According to Art. 27 of the Provisional Measures for Administration of Business Activities of Internet Lending Information Intermediaries, the lender and borrower information collected within China shall be stored, processed, and analysed in China. Unless otherwise provided by laws and regulations, online lending information intermediaries shall not provide information on domestic lenders and borrowers overseas.

According to Art. 24 of the Regulation on the Administration of Credit Investigation Industry, credit reporting agencies must organise, preserve, and process consumer or commercial data within China.

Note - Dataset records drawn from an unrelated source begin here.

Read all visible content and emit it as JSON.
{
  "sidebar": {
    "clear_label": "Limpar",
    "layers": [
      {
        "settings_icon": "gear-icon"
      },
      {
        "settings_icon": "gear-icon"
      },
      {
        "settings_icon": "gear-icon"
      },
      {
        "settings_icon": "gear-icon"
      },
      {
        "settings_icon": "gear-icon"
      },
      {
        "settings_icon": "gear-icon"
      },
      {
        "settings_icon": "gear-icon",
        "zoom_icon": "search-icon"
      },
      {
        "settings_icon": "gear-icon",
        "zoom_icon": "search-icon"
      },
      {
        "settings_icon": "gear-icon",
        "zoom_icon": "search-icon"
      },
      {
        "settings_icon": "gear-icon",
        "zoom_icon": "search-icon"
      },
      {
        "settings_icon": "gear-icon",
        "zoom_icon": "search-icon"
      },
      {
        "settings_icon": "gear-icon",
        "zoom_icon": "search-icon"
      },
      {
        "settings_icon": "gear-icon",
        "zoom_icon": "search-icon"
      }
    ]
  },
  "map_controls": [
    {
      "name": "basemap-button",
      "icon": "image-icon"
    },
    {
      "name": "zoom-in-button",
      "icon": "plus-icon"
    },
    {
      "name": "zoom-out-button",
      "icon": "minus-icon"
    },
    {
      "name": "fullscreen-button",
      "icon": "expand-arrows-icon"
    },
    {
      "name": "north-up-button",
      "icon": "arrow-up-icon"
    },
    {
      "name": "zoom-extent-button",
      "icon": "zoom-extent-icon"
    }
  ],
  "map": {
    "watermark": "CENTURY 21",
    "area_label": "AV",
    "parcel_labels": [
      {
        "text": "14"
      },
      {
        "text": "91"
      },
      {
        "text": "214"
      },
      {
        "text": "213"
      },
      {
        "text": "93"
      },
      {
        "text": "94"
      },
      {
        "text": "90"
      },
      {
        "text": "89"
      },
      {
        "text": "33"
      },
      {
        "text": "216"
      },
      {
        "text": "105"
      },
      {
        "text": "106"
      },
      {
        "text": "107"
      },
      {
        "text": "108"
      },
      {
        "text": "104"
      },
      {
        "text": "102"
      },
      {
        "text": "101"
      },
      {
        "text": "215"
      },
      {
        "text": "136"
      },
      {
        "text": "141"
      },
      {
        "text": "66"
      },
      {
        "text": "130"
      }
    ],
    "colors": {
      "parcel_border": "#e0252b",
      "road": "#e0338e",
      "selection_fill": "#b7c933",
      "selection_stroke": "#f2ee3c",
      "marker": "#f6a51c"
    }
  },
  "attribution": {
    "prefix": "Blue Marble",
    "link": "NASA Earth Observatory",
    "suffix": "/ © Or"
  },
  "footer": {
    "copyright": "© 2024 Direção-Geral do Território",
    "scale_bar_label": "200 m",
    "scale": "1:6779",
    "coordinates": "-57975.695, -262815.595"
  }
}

According to the Regulation on the Management of Human Genetic Resources, the export of human genetic resources information from China is prohibited unless explicitly approved in accordance with this Regulation. Under Arts. 7, 8, 9, and 10, the provision of human genetic resources to foreign entities must comply with ethical principles, undergo corresponding ethical reviews, and meet the technical standards established by the scientific administrative departments of the State Council. Such actions must not compromise public health, national security, or public interests. The sale of human genetic resources is strictly forbidden. Foreign organisations and individuals, as well as entities directly controlled by them, are prohibited from transferring China’s human genetic resources abroad.
Art. 28 stipulates that, in addition to a record filing, any provision of data to foreign parties or the permission for its use by foreign parties requires submission of a copy of the relevant data to the Office of Human Genetic Resource Administration within the Ministry of Science and Technology. A “security assessment” may also be required if the provision or use of such data could potentially affect China's public health, national security, or public interest. Art. 37 of the Implementation Rules details the categories of human genetic resources information that must undergo a national security review before being transferred or made accessible to foreign parties. Particular attention must be given to the export of genetic resources information, including that related to significant genetic families or populations from specific geographic regions, or exome sequencing and genome sequencing data involving more than 500 human subjects.

Art. 25 of the Law on Guarding State Secrets prohibits the export of carriers containing state secrets. According to Art. 17, such carriers include paper, optical, and electromagnetic media that bear state secrets. This law revises legislation of the same name from 1988, in which Art. 26 prohibited the cross-border transfer of any data containing state secrets.